Laval-Dieu, où professait cet Hanser dont j'ai parlé, fut le vrai berceau artistique de Méhul. C'était alors une puissante abbaye située tout près d'ici, de l'autre côté de la Meuse, où vivaient et priaient des chanoines de Prémontré, mettant tous leurs soins à posséder une des plus belles maîtrises de France, afin d'y chanter dignement les louanges du Seigneur.

C'est dans cette solitude propice aux méditations, dans un parc enchanteur aux riches végétations, que Méhul passa les plus belles années de sa vie. Il aimait à le dire et à le répéter. C'est là qu'il reçut les fortes leçons d'Hanser, là aussi qu'il prit pour les fleurs cette passion qui ne le quitta plus. Toute sa vie, il se plut à en cultiver comme il avait fait à Laval-Dieu et ce lui fut souvent d'un grand secours.

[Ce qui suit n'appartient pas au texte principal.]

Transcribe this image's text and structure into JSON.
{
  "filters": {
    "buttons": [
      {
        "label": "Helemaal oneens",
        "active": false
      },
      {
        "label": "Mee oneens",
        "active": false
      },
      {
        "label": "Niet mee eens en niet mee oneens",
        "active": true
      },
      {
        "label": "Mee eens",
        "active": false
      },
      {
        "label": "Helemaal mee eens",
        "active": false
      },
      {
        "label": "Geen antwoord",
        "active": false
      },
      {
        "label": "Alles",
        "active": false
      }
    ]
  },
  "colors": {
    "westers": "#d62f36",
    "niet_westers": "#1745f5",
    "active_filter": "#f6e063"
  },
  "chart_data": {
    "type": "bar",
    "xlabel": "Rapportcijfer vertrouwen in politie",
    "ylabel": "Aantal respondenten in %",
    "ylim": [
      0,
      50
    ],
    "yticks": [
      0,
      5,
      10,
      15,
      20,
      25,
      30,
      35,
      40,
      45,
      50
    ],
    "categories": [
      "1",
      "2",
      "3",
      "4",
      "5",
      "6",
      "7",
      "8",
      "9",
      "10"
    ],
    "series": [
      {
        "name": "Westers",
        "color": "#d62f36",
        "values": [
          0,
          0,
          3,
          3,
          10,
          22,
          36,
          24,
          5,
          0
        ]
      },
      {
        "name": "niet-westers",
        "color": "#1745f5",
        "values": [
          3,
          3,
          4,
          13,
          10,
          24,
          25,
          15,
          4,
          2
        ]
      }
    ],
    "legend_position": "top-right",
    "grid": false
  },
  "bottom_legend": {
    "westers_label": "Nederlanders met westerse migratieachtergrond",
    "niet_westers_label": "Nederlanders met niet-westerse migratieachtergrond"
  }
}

Il est dans la vie des artistes bien des heures de lassitude, de doute, de découragement. Avec sa nature fine et impressionnable, Méhul les connut plus que tout autre. Il eut à lutter parfois contre la mauvaise fortune, contre les intrigues et les jalousies, même contre les douleurs privées. Dans ces jours d'amertume, Méhul se retournait du côté de ses fleurs et il y retrouvait des horizons roses, des douceurs parfumées. Il s'oubliait en de longues extases devant un parterre où toutes les couleurs se mariaient à ses yeux, comme tous les sons dans son esprit de musicien. Les tulipes surtout le dominaient et il y avait telles d'entre elles aux nuances vives et changeantes qui lui faisaient tourner la tête tout aussi bien qu'une de ces mélodies rares écloses en sa fertile imagination.

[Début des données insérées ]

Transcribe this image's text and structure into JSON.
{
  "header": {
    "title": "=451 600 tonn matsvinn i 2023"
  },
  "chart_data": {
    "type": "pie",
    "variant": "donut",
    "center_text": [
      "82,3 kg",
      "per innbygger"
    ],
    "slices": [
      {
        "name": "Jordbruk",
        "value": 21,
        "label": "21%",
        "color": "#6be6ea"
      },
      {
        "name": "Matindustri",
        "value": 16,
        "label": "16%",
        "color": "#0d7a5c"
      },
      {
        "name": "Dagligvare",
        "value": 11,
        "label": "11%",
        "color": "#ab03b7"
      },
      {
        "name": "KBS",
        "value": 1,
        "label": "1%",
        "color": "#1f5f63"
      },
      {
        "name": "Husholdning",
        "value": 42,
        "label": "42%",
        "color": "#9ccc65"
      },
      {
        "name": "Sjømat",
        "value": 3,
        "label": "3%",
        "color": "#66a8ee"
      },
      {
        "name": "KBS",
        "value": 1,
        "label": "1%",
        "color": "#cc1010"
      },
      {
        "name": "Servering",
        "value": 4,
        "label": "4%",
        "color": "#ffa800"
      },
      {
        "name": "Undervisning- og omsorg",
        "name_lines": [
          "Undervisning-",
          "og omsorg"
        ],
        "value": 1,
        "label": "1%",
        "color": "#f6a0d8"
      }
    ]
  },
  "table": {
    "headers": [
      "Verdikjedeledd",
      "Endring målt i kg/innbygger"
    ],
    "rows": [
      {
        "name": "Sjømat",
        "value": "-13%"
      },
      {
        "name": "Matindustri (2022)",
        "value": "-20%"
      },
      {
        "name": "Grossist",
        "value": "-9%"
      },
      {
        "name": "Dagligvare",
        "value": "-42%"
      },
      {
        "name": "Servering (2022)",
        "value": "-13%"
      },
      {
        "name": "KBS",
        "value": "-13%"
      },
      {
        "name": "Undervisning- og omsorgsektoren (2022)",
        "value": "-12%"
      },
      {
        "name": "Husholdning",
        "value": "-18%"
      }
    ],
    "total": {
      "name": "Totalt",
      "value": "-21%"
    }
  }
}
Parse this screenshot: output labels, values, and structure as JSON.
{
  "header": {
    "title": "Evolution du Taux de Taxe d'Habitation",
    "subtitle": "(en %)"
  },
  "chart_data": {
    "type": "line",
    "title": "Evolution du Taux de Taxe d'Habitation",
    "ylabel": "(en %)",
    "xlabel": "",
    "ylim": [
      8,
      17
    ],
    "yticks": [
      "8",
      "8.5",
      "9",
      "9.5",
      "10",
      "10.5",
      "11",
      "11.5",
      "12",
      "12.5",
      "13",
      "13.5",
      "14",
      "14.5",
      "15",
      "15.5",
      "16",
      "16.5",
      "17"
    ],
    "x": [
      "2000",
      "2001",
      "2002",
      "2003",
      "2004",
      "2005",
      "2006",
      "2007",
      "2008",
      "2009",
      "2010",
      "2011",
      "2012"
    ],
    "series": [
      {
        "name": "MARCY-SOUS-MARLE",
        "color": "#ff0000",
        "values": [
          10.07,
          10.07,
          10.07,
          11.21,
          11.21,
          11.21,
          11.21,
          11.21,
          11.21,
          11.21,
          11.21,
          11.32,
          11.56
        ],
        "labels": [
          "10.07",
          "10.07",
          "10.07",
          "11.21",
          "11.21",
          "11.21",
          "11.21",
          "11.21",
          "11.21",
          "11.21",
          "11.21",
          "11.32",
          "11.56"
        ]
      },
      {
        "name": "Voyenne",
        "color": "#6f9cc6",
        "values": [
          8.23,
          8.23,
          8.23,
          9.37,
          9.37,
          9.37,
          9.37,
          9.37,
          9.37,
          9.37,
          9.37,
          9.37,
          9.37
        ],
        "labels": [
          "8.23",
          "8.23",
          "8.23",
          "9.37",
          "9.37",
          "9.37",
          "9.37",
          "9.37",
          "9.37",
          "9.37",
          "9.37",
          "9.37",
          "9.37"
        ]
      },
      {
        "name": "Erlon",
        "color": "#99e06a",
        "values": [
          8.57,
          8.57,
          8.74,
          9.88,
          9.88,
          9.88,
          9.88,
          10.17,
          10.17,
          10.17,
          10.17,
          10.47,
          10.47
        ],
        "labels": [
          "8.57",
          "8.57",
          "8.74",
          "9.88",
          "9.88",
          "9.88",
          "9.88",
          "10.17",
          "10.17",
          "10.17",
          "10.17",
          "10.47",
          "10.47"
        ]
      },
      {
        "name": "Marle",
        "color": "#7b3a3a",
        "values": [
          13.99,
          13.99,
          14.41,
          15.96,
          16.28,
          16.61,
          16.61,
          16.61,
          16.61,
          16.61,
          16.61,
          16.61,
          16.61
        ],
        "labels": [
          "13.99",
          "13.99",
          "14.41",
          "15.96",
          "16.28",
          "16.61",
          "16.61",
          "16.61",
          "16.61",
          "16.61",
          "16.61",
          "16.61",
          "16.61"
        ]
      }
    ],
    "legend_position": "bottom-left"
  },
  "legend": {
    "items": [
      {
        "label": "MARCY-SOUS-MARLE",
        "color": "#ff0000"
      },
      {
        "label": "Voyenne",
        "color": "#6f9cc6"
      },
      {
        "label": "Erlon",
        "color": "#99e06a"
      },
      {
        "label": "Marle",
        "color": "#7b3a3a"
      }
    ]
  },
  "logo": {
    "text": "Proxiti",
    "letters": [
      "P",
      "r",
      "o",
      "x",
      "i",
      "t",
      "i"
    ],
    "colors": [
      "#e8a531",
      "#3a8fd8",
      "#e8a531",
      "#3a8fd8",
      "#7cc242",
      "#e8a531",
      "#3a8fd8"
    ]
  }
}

On a dit qu'il y avait toujours un serpent caché sous les fleurs. Cela était vrai pour celles de Laval-Dieu, et le serpent prit ici la forme d'une robe de moine. Les parents de Méhul, bonnes gens fort simples, se demandèrent un moment pourquoi leur fils ne la revêtirait pas, cette robe, puisqu'il était si bien accueilli des religieux. Ils ne pensaient pas pouvoir élever plus haut leur ambition.

Eh! mon Dieu, Méhul eût peut-être fait un excellent moine, mais quel artiste nous aurions perdu!

Les chanoines pourtant n'eussent pas demandé mieux, tant ils avaient pris en affection leur jeune élève. Heureusement celui-ci n'avait reçu qu'une éducation très rudimentaire et à toutes les avances il put répondre: «Je ne sais pas le latin», comme l'ingénue de Molière répondait: «Je ne sais pas le grec» aux savantins qui voulaient l'embrasser.

Et le voilà parti pour Paris, la ville où l'on trouve la gloire, mais au prix de quelles luttes et de quelles misères! Méhul souffrit des unes et des autres, touchant de l'orgue dans les églises et courant le cachet pour vivre médiocrement. Mais il eut bientôt des bonheurs inespérés.

Gluck, le grand Gluck, s'intéressa à lui et lui prodigua ses précieux conseils. Il y a plus d'une affinité entre le génie de ces deux illustres musiciens, et Méhul devait accomplir dans la forme de l'opéra-comique la même révolution que celle qu'avait accomplie Gluck dans l'opéra. Aux ariettes de Philidor il fit succéder des accents plus mâles et même, délaissant la petite flûte aimable qui régnait alors en souveraine à la salle Favart, il ne craignit pas d'y emboucher la trompette épique dès son premier ouvrage, cette Euphrosine qui fut une révélation et provoqua dans tout Paris un véritable enthousiasme.

Un maître artiste était né à la France.